De acordo com Artur Mendes, a Funai acha que essa situação deve ser negociada com os índios, levando em conta o histórico da construção da estrada e tudo o que esses índios passaram. "Isso ainda é muito forte e presente entre eles. Trata-se de negociar uma forma de controle na qual eles se sintam seguros", diz.
Enquanto a questão está em debate, uma campanha por parte de parlamentares roraimenses pela reabertura da estrada está conseguindo o apoio da população do estado. Isso está preocupando os índios Waimiri Atroari, indigenistas e entidades indigenistas. E não é para menos, já que estão em jogo a segurança desse povo e a possibilidade de invasões em suas terras. Isso sem contar os impactos ambientais que a suspensão da medida poderá causar, como atropelamentos de animais - que já são freqüentes - e de crianças.

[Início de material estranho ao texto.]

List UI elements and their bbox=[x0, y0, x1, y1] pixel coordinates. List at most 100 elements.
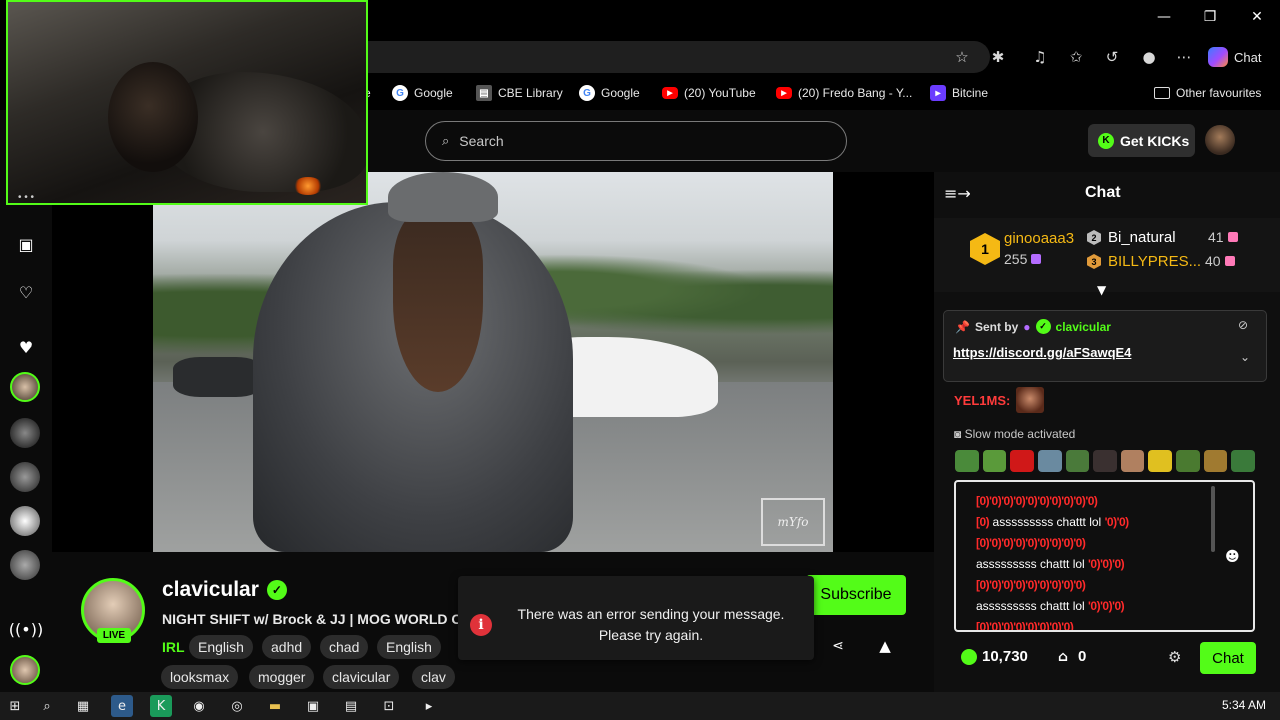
following-icon[interactable]: ♡ bbox=[12, 278, 40, 306]
search-input[interactable]: ⌕ Search bbox=[425, 121, 847, 161]
close-button[interactable]: ✕ bbox=[1243, 4, 1271, 30]
address-bar[interactable] bbox=[340, 41, 990, 73]
emote-button[interactable] bbox=[1203, 450, 1228, 472]
cbe-icon: ▤ bbox=[476, 85, 492, 101]
kick-app-icon[interactable]: K bbox=[150, 695, 172, 717]
emote-button[interactable] bbox=[1231, 450, 1256, 472]
emote-button[interactable] bbox=[1037, 450, 1062, 472]
favorites-icon[interactable]: ✩ bbox=[1063, 44, 1089, 70]
sent-by-label: Sent by bbox=[974, 319, 1019, 334]
channel-points[interactable]: 10,730 bbox=[961, 648, 1028, 665]
followed-heart-icon[interactable]: ♥ bbox=[12, 333, 40, 361]
favorite-star-icon[interactable]: ☆ bbox=[949, 44, 975, 70]
taskbar-clock: 5:34 AM bbox=[1222, 698, 1267, 712]
input-scrollbar[interactable] bbox=[1211, 486, 1215, 552]
start-icon[interactable]: ⊞ bbox=[4, 695, 26, 717]
tag[interactable]: mogger bbox=[249, 665, 315, 689]
chevron-down-icon[interactable]: ⌄ bbox=[1240, 350, 1250, 364]
sidebar-channel-avatar[interactable] bbox=[10, 462, 40, 492]
get-kicks-label: Get KICKs bbox=[1120, 132, 1190, 149]
copilot-chat-button[interactable]: Chat bbox=[1208, 44, 1261, 70]
bookmark-cbe-library[interactable]: ▤ CBE Library bbox=[476, 82, 563, 104]
sidebar-channel-avatar[interactable] bbox=[10, 418, 40, 448]
emote-button[interactable] bbox=[1148, 450, 1173, 472]
webcam-overlay: • • • bbox=[6, 0, 368, 205]
streamer-name[interactable]: clavicular ✓ bbox=[162, 578, 287, 602]
task-view-icon[interactable]: ▦ bbox=[72, 695, 94, 717]
emote-button[interactable] bbox=[1065, 450, 1090, 472]
share-icon[interactable]: ⋖ bbox=[828, 636, 848, 656]
bookmark-youtube[interactable]: ▶ (20) YouTube bbox=[662, 82, 756, 104]
shop-counter[interactable]: ⌂ 0 bbox=[1058, 648, 1086, 665]
category-link[interactable]: IRL bbox=[162, 639, 185, 655]
bookmark-google-2[interactable]: G Google bbox=[579, 82, 640, 104]
tag[interactable]: adhd bbox=[262, 635, 312, 659]
profile-icon[interactable]: ● bbox=[1136, 44, 1162, 70]
steam-icon[interactable]: ◉ bbox=[188, 695, 210, 717]
emoji-picker-icon[interactable]: ☻ bbox=[1225, 549, 1240, 565]
history-icon[interactable]: ↺ bbox=[1099, 44, 1125, 70]
subscribe-button[interactable]: Subscribe bbox=[806, 575, 906, 615]
leaderboard-entry-3[interactable]: 3 BILLYPRES... bbox=[1087, 253, 1201, 270]
leaderboard-entry-2[interactable]: 2 Bi_natural bbox=[1087, 229, 1176, 246]
chat-settings-gear-icon[interactable]: ⚙ bbox=[1168, 648, 1181, 666]
terminal-icon[interactable]: ▸ bbox=[418, 695, 440, 717]
sidebar-channel-avatar[interactable] bbox=[10, 550, 40, 580]
verified-icon: ✓ bbox=[266, 580, 287, 600]
chat-username[interactable]: YEL1MS: bbox=[954, 393, 1010, 408]
expand-leaderboard-icon[interactable]: ▼ bbox=[1097, 283, 1106, 297]
live-broadcast-icon[interactable]: ((•)) bbox=[9, 615, 43, 643]
points-value: 10,730 bbox=[982, 648, 1028, 665]
emote-button[interactable] bbox=[1120, 450, 1145, 472]
file-explorer-icon[interactable]: ▬ bbox=[264, 695, 286, 717]
video-frame[interactable]: mYfo bbox=[153, 172, 833, 552]
send-chat-button[interactable]: Chat bbox=[1200, 642, 1256, 674]
sidebar-own-avatar[interactable] bbox=[10, 655, 40, 685]
emote-button[interactable] bbox=[1093, 450, 1117, 472]
report-warning-icon[interactable]: ▲ bbox=[875, 636, 895, 656]
bookmark-fredo-bang[interactable]: ▶ (20) Fredo Bang - Y... bbox=[776, 82, 912, 104]
chat-message-input[interactable]: [0)'0)'0)'0)'0)'0)'0)'0)'0)'0) [0) assss… bbox=[954, 480, 1255, 632]
emote-button[interactable] bbox=[955, 450, 979, 472]
emote-button[interactable] bbox=[982, 450, 1007, 472]
browse-icon[interactable]: ▣ bbox=[12, 230, 40, 258]
taskbar-search-icon[interactable]: ⌕ bbox=[36, 695, 58, 717]
emote-bar bbox=[955, 450, 1256, 474]
tag[interactable]: clav bbox=[412, 665, 455, 689]
hide-pin-icon[interactable]: ⊘ bbox=[1238, 318, 1248, 332]
pinned-link[interactable]: https://discord.gg/aFSawqE4 bbox=[953, 345, 1131, 360]
emote-button[interactable] bbox=[1010, 450, 1034, 472]
more-menu-icon[interactable]: ⋯ bbox=[1171, 44, 1197, 70]
get-kicks-button[interactable]: K Get KICKs bbox=[1088, 124, 1195, 157]
pinned-sender: 📌 Sent by ● ✓ clavicular bbox=[955, 319, 1111, 334]
tag[interactable]: clavicular bbox=[323, 665, 400, 689]
sidebar-channel-avatar[interactable] bbox=[10, 372, 40, 402]
sidebar-channel-avatar[interactable] bbox=[10, 506, 40, 536]
input-line: [0)'0)'0)'0)'0)'0)'0)'0)'0)'0) bbox=[976, 494, 1098, 508]
leaderboard-value-text: 41 bbox=[1208, 229, 1224, 245]
leaderboard-name-1[interactable]: ginooaaa3 bbox=[1004, 230, 1074, 247]
tag[interactable]: looksmax bbox=[161, 665, 239, 689]
bookmark-google[interactable]: G Google bbox=[392, 82, 453, 104]
tag[interactable]: chad bbox=[320, 635, 369, 659]
shop-icon: ⌂ bbox=[1058, 648, 1069, 665]
user-avatar[interactable] bbox=[1205, 125, 1235, 155]
search-placeholder: Search bbox=[459, 133, 504, 149]
minimize-button[interactable]: — bbox=[1150, 4, 1178, 30]
tag[interactable]: English bbox=[189, 635, 253, 659]
store-icon[interactable]: ⊡ bbox=[378, 695, 400, 717]
app-icon[interactable]: ▤ bbox=[340, 695, 362, 717]
other-favourites[interactable]: Other favourites bbox=[1154, 82, 1261, 104]
bookmark-bitcine[interactable]: ▸ Bitcine bbox=[930, 82, 988, 104]
bookmark-label: Google bbox=[601, 86, 640, 100]
epic-games-icon[interactable]: ▣ bbox=[302, 695, 324, 717]
tag[interactable]: English bbox=[377, 635, 441, 659]
edge-icon[interactable]: e bbox=[111, 695, 133, 717]
extensions-icon[interactable]: ✱ bbox=[985, 44, 1011, 70]
discord-icon[interactable]: ◎ bbox=[226, 695, 248, 717]
media-icon[interactable]: ♫ bbox=[1027, 44, 1053, 70]
pinned-sender-name[interactable]: clavicular bbox=[1056, 320, 1111, 334]
restore-button[interactable]: ❐ bbox=[1196, 4, 1224, 30]
collapse-chat-icon[interactable]: ≡→ bbox=[944, 184, 971, 204]
emote-button[interactable] bbox=[1176, 450, 1200, 472]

Deveriam servir de exemplo, os acidentes que ocorreram e continuam a ocorrer em outro trecho da BR-174, o que atravessa a Terra Indígena São Marcos ainda em Roraima, e é fiscalizado pela Polícia Rodoviária Federal. Os índios que ali vivem (Wapixana, Macuxi e Taurepang) são vítimas constantes de crimes, invasões e atropelamentos.

Fonte: ISA – Instituto Socioambiental (www.socioambiental.org.br)
Assessoria de imprensa (Inês Zanchetta)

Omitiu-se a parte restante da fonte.